The seminar consisted of two sessions including “The Direction of the Humanities and Social Sciences Research” and "Community of Common Destiny: the Destiny of the Border." In the first session, a senior researcher of TRF Prof. Dr. Anan Ganjanapan encouraged participants to connect social science with wider global contexts. He stated that the world has changed from being a place of solid phase locality to liquid phase globality; in other words, much of the world is connected through globalization. Therefore, researchers have to change their research methods by applying social issues and concepts in their research to understand societies and strive for social change. He added it is essential for researchers to think outside the box in the flexible, complex and synergistic ways.
Director of the Institute of Asian Studies (IAS) at Chulalongkorn University Assoc. Prof. Dr. Nualnoi Treerat pointed out two examples that show the adaptability of economic research. Firstly, he demonstrated how behavioral economics use psychological knowledge to understand the human behavior.

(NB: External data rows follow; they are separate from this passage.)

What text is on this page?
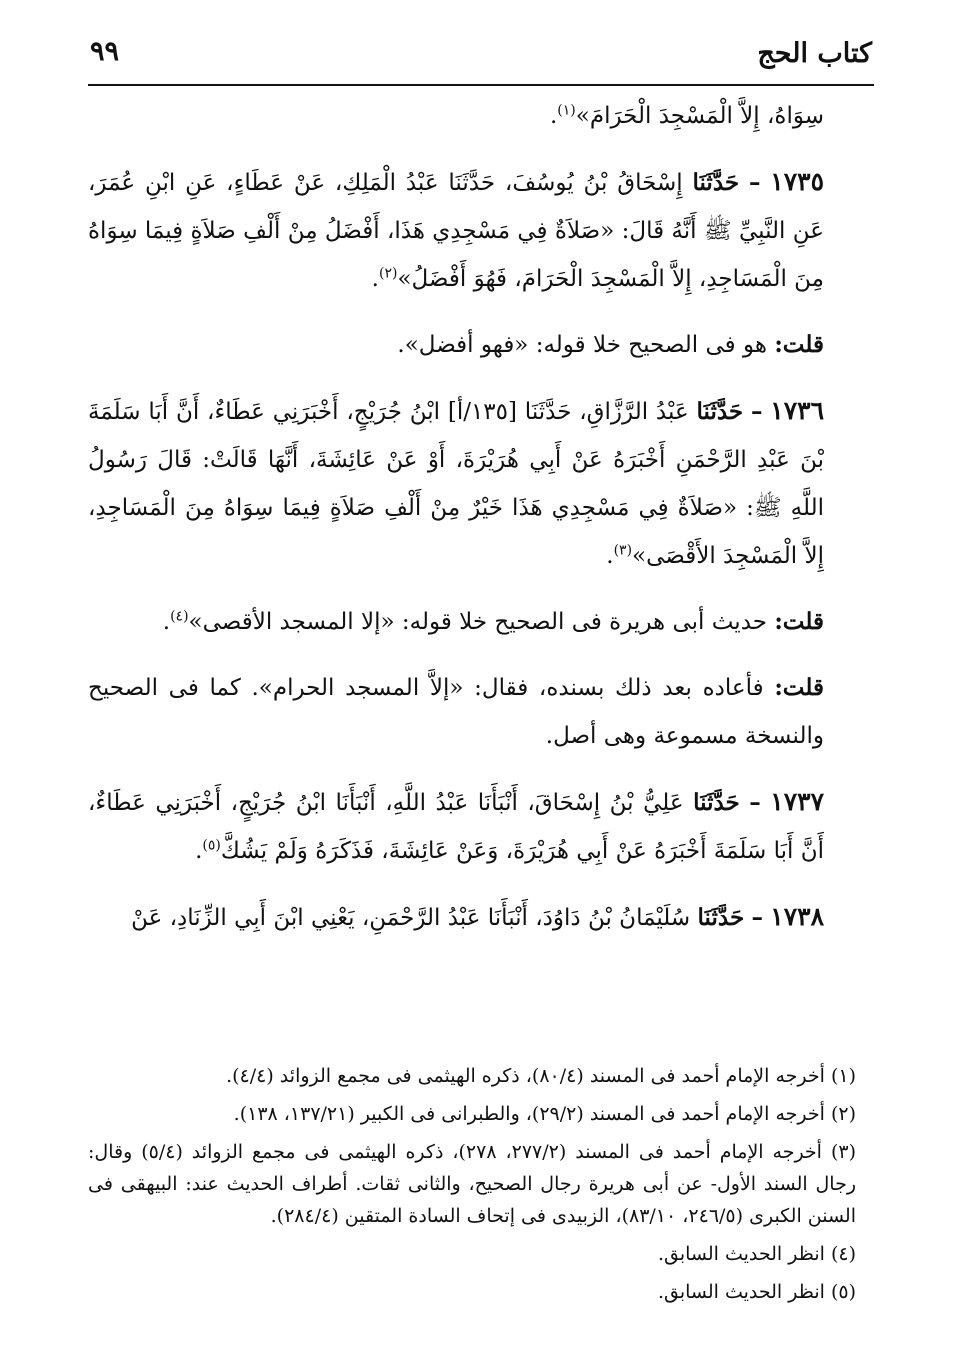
كتاب الحج
٩٩

سِوَاهُ، إِلاَّ الْمَسْجِدَ الْحَرَامَ»$^{(١)}$.

١٧٣٥ – حَدَّثَنَا إِسْحَاقُ بْنُ يُوسُفَ، حَدَّثَنَا عَبْدُ الْمَلِكِ، عَنْ عَطَاءٍ، عَنِ ابْنِ عُمَرَ، عَنِ النَّبِيِّ ﷺ أَنَّهُ قَالَ: «صَلاَةٌ فِي مَسْجِدِي هَذَا، أَفْضَلُ مِنْ أَلْفِ صَلاَةٍ فِيمَا سِوَاهُ مِنَ الْمَسَاجِدِ، إِلاَّ الْمَسْجِدَ الْحَرَامَ، فَهُوَ أَفْضَلُ»$^{(٢)}$.

قلت: هو فى الصحيح خلا قوله: «فهو أفضل».

١٧٣٦ – حَدَّثَنَا عَبْدُ الرَّزَّاقِ، حَدَّثَنَا [١٣٥/أ] ابْنُ جُرَيْجٍ، أَخْبَرَنِي عَطَاءٌ، أَنَّ أَبَا سَلَمَةَ بْنَ عَبْدِ الرَّحْمَنِ أَخْبَرَهُ عَنْ أَبِي هُرَيْرَةَ، أَوْ عَنْ عَائِشَةَ، أَنَّهَا قَالَتْ: قَالَ رَسُولُ اللَّهِ ﷺ: «صَلاَةٌ فِي مَسْجِدِي هَذَا خَيْرٌ مِنْ أَلْفِ صَلاَةٍ فِيمَا سِوَاهُ مِنَ الْمَسَاجِدِ، إِلاَّ الْمَسْجِدَ الأَقْصَى»$^{(٣)}$.

قلت: حديث أبى هريرة فى الصحيح خلا قوله: «إلا المسجد الأقصى»$^{(٤)}$.

قلت: فأعاده بعد ذلك بسنده، فقال: «إلاَّ المسجد الحرام». كما فى الصحيح والنسخة مسموعة وهى أصل.

١٧٣٧ – حَدَّثَنَا عَلِيُّ بْنُ إِسْحَاقَ، أَنْبَأَنَا عَبْدُ اللَّهِ، أَنْبَأَنَا ابْنُ جُرَيْجٍ، أَخْبَرَنِي عَطَاءٌ، أَنَّ أَبَا سَلَمَةَ أَخْبَرَهُ عَنْ أَبِي هُرَيْرَةَ، وَعَنْ عَائِشَةَ، فَذَكَرَهُ وَلَمْ يَشُكَّ$^{(٥)}$.

١٧٣٨ – حَدَّثَنَا سُلَيْمَانُ بْنُ دَاوُدَ، أَنْبَأَنَا عَبْدُ الرَّحْمَنِ، يَعْنِي ابْنَ أَبِي الزِّنَادِ، عَنْ

(١) أخرجه الإمام أحمد فى المسند (٨٠/٤)، ذكره الهيثمى فى مجمع الزوائد (٤/٤).

(٢) أخرجه الإمام أحمد فى المسند (٢٩/٢)، والطبرانى فى الكبير (١٣٧/٢١، ١٣٨).

(٣) أخرجه الإمام أحمد فى المسند (٢٧٧/٢، ٢٧٨)، ذكره الهيثمى فى مجمع الزوائد (٥/٤) وقال: رجال السند الأول- عن أبى هريرة رجال الصحيح، والثانى ثقات. أطراف الحديث عند: البيهقى فى السنن الكبرى (٢٤٦/٥، ٨٣/١٠)، الزبيدى فى إتحاف السادة المتقين (٢٨٤/٤).

(٤) انظر الحديث السابق.

(٥) انظر الحديث السابق.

In addition, he stated that researchers can benefit from using big data and from using an algorithm for analyzing logical thinking.
In the second session, the topic of "Community of Common Destiny: the Destiny of the Border" was discussed. Lecturer at MFU Assoc. Prof. Dr. Nathapornpan Uttama said that if we believe that connectivity is the origin of a community, communities of common destiny have existed for ages. Associate Dean of the Faculty of Political Science at Chulalongkorn University Assist. Prof. Dr. Jakkrit Sangkhamanee added that borders are fundamental parts of networks and connectivity. Increased border crossings increase the flow of goods, people and services.
All in all, reaching a new dimension for doing research begins with thinking differently. Most importantly, research results must be advantageous for societies and have a positive impact on social change.